Case Presentation: A 67 year-old woman presented with acute cough, fever, and hypoxia. SARS-CoV2 testing was positive, and she was treated with dexamethasone and remdesivir. Over the next two days, her serum creatinine increased from 0.6 to 3.0 mg/dL, platelet count decreased from 281 to 48 k/L, and hemoglobin decreased from 13.1 to 11.3 g/dL. She had serum LDH of 2300 U/L, undetectable haptoglobin, and elevated indirect bilirubin. Peripheral smear demonstrated frequent schistocytes. ADAMTS13 activity was within normal limits. The patient’s renal failure progressed and she was initiated on hemodialysis on hospital day 5 with creatinine of 7.1 mg/dL and uremia. Urgent renal biopsy was performed and pathology showed acute thrombotic microangiopathy (TMA) and glomerular immune deposition with IgM kappa. Plasma exchange was initiated for TMA. Her renal function improved, and she was discharged off of hemodialysis. Serum creatinine returned to baseline 3 weeks after initial presentation.

Discussion: Acute kidney injury, anemia, and thrombocytopenia are common findings in patients hospitalized with COVID-19. However, in this case, the simultaneous acute development of these abnormalities lead to consideration of microangiopathic hemolytic anemia (MAHA) and an intriguing differential diagnosis. MAHA can generally be identified by the presence of schistocytes on a peripheral blood smear in a patient with hemolytic anemia and acute thrombocytopenia. TMA describes a subset of MAHA with microvasculature thrombosis and endothelial abnormalities on pathology. In this setting, there should be immediate consideration of thrombotic thrombocytopenic purpura (TTP) given the importance of early initiation of therapy. The PLASMIC score can be used to estimate the probability of TTP, which was low in this patient. Other primary TMA syndromes include drug-induced TMA, hemolytic uremic syndrome (HUS) due to shiga toxin, and atypical HUS.In this case, severe acute renal failure due to TMA developed in a patient with COVID-19. The TMA may have been directly due to COVID-19 (secondary HUS) or due to unmasking of a complement pathway mutation (aHUS). Genetic testing has not yet been performed. To our knowledge, this is the first reported case of renal failure due to newly diagnosed TMA in a patient with COVID-19 who survived to hospital discharge. One published case describes renal failure due to TMA in a critically ill patient with COVID-19 who died soon after diagnosis, and another describes relapse of known aHUS in the setting of COVID-19. While clinically significant TMA is rarely reported in the setting of COVID-19, there is evidence of pathologic complement activation in COVID-19. In fact, the complement inhibitor eculizumab, which is used in treatment of aHUS, has been successfully used in severe COVID-19 without TMA. Our patient did not receive eculizumab due to limited data supporting use in the setting of COVID-19 at the time.

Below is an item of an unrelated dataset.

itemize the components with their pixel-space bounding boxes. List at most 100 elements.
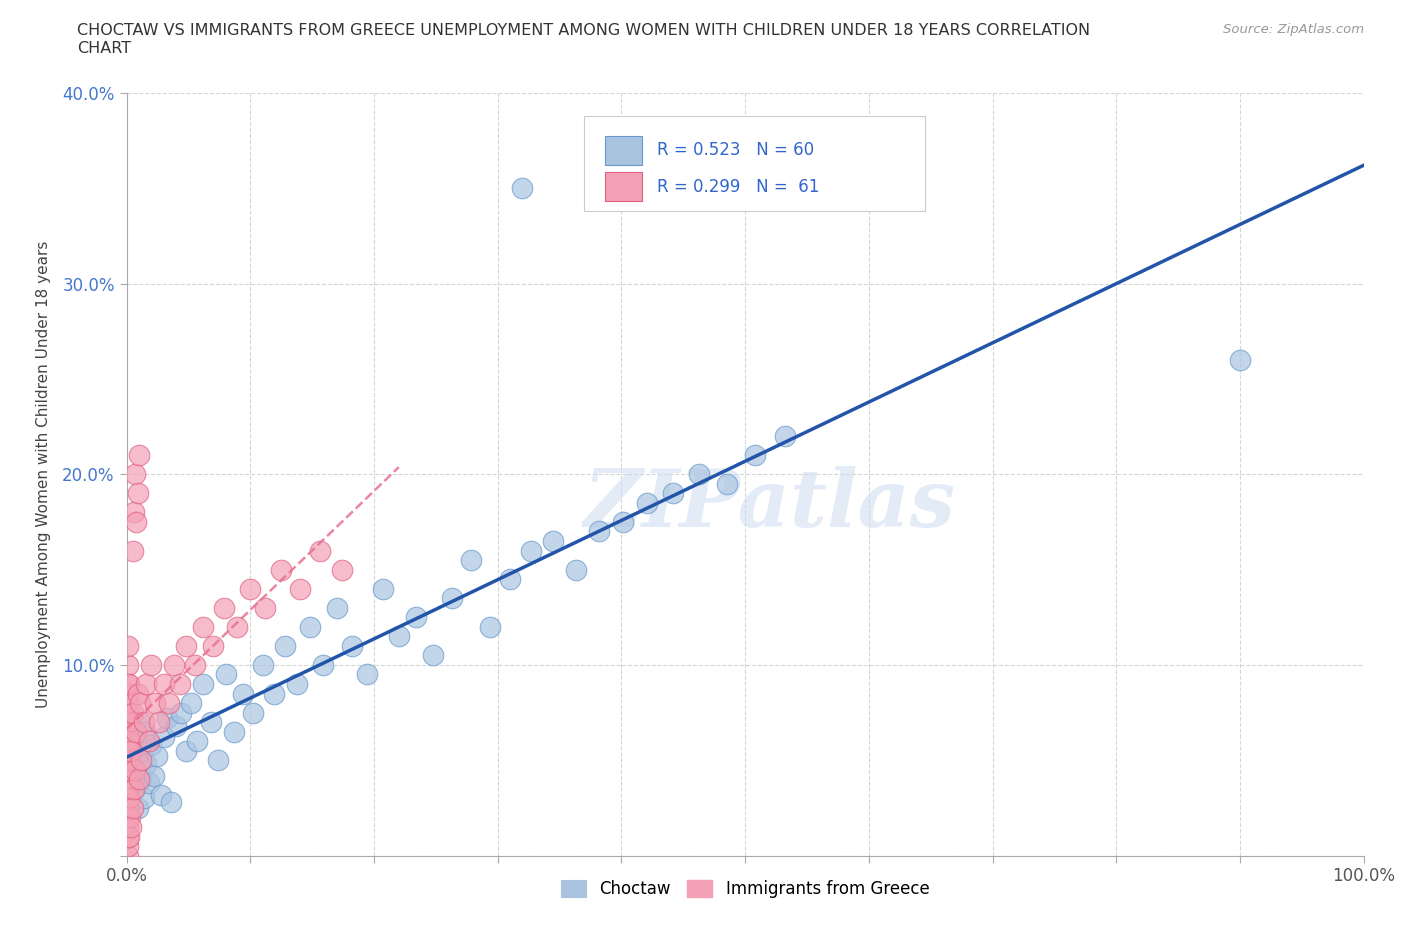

Conclusions: In this report, we describe a case of acute renal failure due to biopsy-proven TMA in the setting of COVID-19. The rapid development of acute kidney injury and severe thrombocytopenia in this patient prompted further evaluation for MAHA, leading to the unifying diagnosis. She was treated with plasma exchange and temporary hemodialysis, with complete recovery of her renal function within weeks. Hospitalists should consider this rare, but treatable, condition in patients with COVID-19 who develop thrombocytopenia and acute kidney injury.